Getting started with Space Agent
Trying Space Agent is straightforward and doesn’t require any installation if you start with the hosted demo:
1. Go to the project website at space-agent.ai.
2. Create a temporary guest account in a couple of clicks.
3. Set your LLM API key (OpenRouter is the default suggestion).
4. You’ll land in your first space, where the agent is already instructed to show you something impressive.
From there, you can:
• Ask it to build a notes app, dashboard, or research tool
• Explore prebuilt example spaces like daily dashboards or games
• Download the native app if you want everything to stay local
• Check the GitHub repo for documentation, self-hosting guides, and the open-source codebase
Because spaces are cheap to create and stored as small text files, you can spin up hundreds of them—for work, experiments, or just playing with what a self-evolving UI agent can do.

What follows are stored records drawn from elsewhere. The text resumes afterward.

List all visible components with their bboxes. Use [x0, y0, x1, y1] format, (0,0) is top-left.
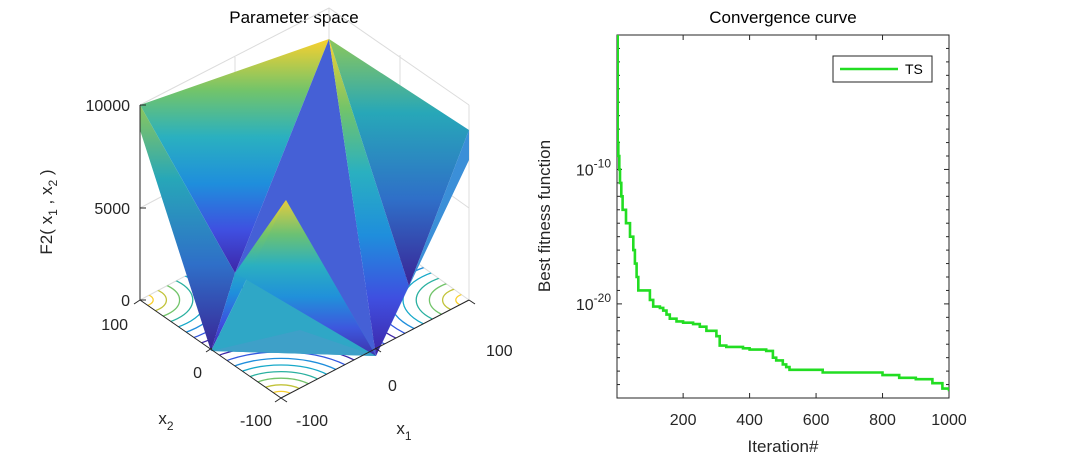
z-axis-label: F2( x1 , x2 )	[37, 169, 60, 254]
x-tick-label: 1000	[931, 412, 967, 429]
x2-axis-label: x2	[158, 409, 174, 433]
legend-label-ts: TS	[905, 61, 923, 77]
x-ticks: 200 400 600 800 1000	[670, 35, 967, 429]
x1-tick-label: 0	[388, 378, 397, 395]
contour-line	[415, 272, 469, 328]
surface-title: Parameter space	[229, 8, 358, 27]
x2-tick-label: 100	[101, 317, 128, 334]
contour-line	[402, 266, 469, 334]
x-axis-label: Iteration#	[748, 437, 819, 456]
x2-tick-label: -100	[240, 413, 272, 430]
x1-axis-label: x1	[396, 419, 412, 443]
contour-line	[140, 279, 181, 321]
legend[interactable]: TS	[832, 55, 933, 83]
plot-area	[616, 34, 950, 399]
contour-line	[140, 286, 168, 314]
convergence-title: Convergence curve	[709, 8, 856, 27]
z-tick-label: 5000	[94, 201, 130, 218]
x-tick-label: 400	[736, 412, 763, 429]
x-tick-label: 800	[869, 412, 896, 429]
y-tick-label: 10-10	[576, 156, 611, 179]
z-tick-label: 10000	[86, 98, 131, 115]
x2-tick-label: 0	[193, 365, 202, 382]
x1-axis: -100 0 100 x1	[280, 299, 513, 443]
contour-line	[214, 364, 348, 398]
y-tick-label: 10-20	[576, 291, 611, 314]
x1-tick-label: 100	[486, 343, 513, 360]
y-axis-label: Best fitness function	[535, 140, 554, 292]
surface-faces	[140, 39, 469, 356]
contour-line	[441, 286, 469, 314]
contour-line	[140, 272, 194, 328]
contour-line	[240, 377, 322, 398]
x2-axis: 100 0 -100 x2	[101, 299, 282, 433]
contour-line	[227, 370, 335, 398]
z-tick-label: 0	[121, 293, 130, 310]
z-axis: 10000 5000 0 F2( x1 , x2 )	[37, 98, 146, 310]
x1-tick-label: -100	[296, 413, 328, 430]
convergence-plot: Convergence curve 200 400 600 800 1000 10-10…	[535, 8, 967, 456]
x-tick-label: 600	[803, 412, 830, 429]
x-tick-label: 200	[670, 412, 697, 429]
surface-plot: Parameter space	[37, 7, 513, 443]
series-ts-line	[617, 35, 949, 392]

Why this feels like a new OS layer
One of the more radical ideas behind Space Agent is that, in the long run, you might not need traditional apps for many tasks. Instead of opening a dedicated email client with fixed buttons and views, you could simply tell your agent:
“Check my email and show me a window with messages sorted by priority, with a panel for urgent replies.”
The agent could then draw exactly that interface, adjust it as your needs change, and tear it down when you’re done. No static apps, no hardcoded buttons—just a fluid UI layer that reshapes itself around your workflows.
Space Agent isn’t that full vision yet, but it’s a concrete step toward it: a browser-based AI that can design, build, and evolve its own interface in real time.